Ahmad was completely baffled about the secrets of the Signs and the Hearts that had been unveiled to him, and also by the other experiences the Professor had shared, but he felt a little relief and hope knowing. He now understood the reason for the visions. Being a Heart was a responsibility, a much higher purpose than just seeing things- it was understanding the Signs, and having the courage and ability to wield it.


(Extracted from the fiction short story, ‘THE SIGNS AND THE HEARTS’, written and created by Ahmed Hassan.)

(c)2011, Ahmed Hassan

21 thoughts on “The Signs And The Hearts- Excerpt” by pensage (@pensage)

  1. I have to pay 10 points to what???
    @admin, when did that one start?
    I didn’t get the memo o

    1. It’s a new development for writers who wish to earn points directly through their posts.

      1. That na long thing o. If I pay the points…and the story no worth am at all…can I demand a refund?

        Seriously? Who is the writer – Stephen King?

        No offense o but…HABA.

  2. I no dey pay o

  3. 10 points large oooooh! Chai

  4. offertory????

  5. @pensage, if I pay 10 points to read it, youu’ll pay me 100 points before I can point out any error. For now I’ll just read it. And if it’s not interesting, you must refund me!

  6. I’ve read it, but I won’t point out your flaws. Beg me.

    Anyway, I didn’t find anything wrong with the grammar and spellings (Me o). The story is an interesting one.

    Your work was worth the read. I don’t regret paying my 10 million dollars for it.

    Well done.

  7. Is this new development really cool? I’m not a prophetess but I see it causing cata cata o. If everyone starts to pay to read and everyone puts a price tag on his story, it’ll be somehow but then, I don’t know much. Just voicing my thoughts.

    Lemme read.

  8. It is nt nice 2 hv 2 pay joooo…..Just lemme read and nt like it then……

  9. Seriously i don’t really like d story jooooo….oya give me my 10pts back oooooo…

  10. @admin seriously??..Before the week runs out, Be sure that everyone would want to be paid to have their work read.
    The truth is there’ll be fewer views, comments and the likes…and it wouldn’t help with what the site is all about..that is the interaction between us all..

    We usually have readers who aren’t members, how then would they be able to read stories when they have no points to pay with?..
    Do you guys think this is a cool development? Cos methinks it NOT…

    Now to the story, hope it’s worth it..

  11. The story seems interesting enough though the beginning bored me..If there is another excerpt to be put up, I wld like to read it provided it is not pay per view…Well done..
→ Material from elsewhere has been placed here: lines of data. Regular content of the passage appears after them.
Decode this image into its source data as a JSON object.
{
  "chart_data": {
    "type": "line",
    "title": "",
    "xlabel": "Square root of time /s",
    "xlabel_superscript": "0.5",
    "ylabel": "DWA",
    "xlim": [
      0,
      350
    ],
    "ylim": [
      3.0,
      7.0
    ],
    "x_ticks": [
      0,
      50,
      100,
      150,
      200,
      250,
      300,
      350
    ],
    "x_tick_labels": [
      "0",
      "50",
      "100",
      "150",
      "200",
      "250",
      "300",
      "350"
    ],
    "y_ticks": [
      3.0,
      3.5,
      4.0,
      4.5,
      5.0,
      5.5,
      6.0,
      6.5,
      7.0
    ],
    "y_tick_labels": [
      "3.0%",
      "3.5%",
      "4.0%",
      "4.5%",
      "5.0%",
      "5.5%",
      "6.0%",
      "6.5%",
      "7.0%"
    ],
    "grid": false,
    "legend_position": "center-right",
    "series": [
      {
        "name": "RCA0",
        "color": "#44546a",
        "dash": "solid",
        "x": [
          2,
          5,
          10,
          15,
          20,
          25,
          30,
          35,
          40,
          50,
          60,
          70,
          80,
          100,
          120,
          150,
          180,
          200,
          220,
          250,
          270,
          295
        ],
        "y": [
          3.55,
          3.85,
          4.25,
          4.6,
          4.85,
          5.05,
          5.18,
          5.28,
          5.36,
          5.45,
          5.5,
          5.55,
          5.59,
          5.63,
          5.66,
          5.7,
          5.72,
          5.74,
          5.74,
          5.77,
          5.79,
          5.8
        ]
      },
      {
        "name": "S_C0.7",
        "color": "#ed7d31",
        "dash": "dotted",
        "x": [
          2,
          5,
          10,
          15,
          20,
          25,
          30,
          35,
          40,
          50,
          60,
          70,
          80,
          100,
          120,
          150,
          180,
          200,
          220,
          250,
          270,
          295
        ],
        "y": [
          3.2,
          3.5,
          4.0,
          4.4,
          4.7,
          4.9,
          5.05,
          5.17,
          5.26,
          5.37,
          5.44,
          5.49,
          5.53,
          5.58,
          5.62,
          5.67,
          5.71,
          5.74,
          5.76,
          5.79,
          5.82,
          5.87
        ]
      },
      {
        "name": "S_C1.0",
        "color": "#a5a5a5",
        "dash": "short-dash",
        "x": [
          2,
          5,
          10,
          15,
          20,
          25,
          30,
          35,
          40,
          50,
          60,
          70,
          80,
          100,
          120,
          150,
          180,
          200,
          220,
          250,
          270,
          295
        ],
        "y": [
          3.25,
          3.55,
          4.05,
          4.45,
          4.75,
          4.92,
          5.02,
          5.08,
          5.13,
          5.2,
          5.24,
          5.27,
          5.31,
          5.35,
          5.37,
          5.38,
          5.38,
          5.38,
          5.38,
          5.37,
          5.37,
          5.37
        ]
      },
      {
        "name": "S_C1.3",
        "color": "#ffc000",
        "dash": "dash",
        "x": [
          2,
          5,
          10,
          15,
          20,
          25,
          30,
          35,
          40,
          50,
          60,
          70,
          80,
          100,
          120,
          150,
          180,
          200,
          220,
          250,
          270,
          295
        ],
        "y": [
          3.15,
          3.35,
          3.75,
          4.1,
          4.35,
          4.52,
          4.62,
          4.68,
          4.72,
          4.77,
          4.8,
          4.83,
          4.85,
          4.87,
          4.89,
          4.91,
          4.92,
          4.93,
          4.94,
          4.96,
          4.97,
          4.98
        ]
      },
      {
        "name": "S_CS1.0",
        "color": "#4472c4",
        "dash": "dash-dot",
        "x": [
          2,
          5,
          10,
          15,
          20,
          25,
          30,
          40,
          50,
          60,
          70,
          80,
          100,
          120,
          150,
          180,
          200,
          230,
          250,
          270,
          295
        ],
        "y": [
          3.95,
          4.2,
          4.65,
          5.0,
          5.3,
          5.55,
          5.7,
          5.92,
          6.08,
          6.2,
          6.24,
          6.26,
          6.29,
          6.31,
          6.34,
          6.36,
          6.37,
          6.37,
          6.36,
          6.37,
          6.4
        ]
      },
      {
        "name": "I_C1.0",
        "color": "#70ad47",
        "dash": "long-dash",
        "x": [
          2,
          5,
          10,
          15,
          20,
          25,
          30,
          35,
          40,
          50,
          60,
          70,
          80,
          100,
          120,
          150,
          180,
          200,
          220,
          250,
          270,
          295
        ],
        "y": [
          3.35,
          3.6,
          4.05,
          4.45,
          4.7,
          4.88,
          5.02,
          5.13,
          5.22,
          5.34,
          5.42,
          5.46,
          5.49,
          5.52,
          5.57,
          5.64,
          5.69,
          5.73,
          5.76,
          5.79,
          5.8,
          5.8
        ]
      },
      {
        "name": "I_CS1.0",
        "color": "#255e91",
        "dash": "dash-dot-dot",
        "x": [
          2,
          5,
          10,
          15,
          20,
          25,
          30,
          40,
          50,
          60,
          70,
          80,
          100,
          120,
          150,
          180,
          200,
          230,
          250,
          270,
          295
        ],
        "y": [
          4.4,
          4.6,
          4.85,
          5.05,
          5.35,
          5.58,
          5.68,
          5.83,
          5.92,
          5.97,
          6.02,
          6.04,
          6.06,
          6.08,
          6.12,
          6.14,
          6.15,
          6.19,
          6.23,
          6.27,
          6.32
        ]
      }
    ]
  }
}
  12. Can’t believed what I’m seeing … 10 points to read a story.(Who even know if it’s just goddamn story) ..huh? didn’t really got a chance to read part of it, i mean like preview…..

    @Admin: this is not gonna help anyone here…not to even mention those who are not member of NS….

    @Ahmed Pensage Hassan: Do you think by doing this you’re gonna develop, earn respect, or get enough points to play around with?

    “To your tent NS’s”

  13. I skipped the story immediately I saw I would have to pay. I’m not a freebie junkie but I am a newbie and cannot afford the points. I think I’m inspired to put up a post and charge a hundred points. Nice one.

    1. You know…?

  14. Hmmm… well it was a nice read.

  15. wow…paying to read?
    Ive read it and its a good one. Thumbs up

  16. It was nice,
    but the idea that we had to pay to read it??? What is ‘NS’ turning into then? I’ve always seen the option of demanding ’10 points’ for a post……….. If we all start doing that, there would be no constructive criticism again, just read, like & move on.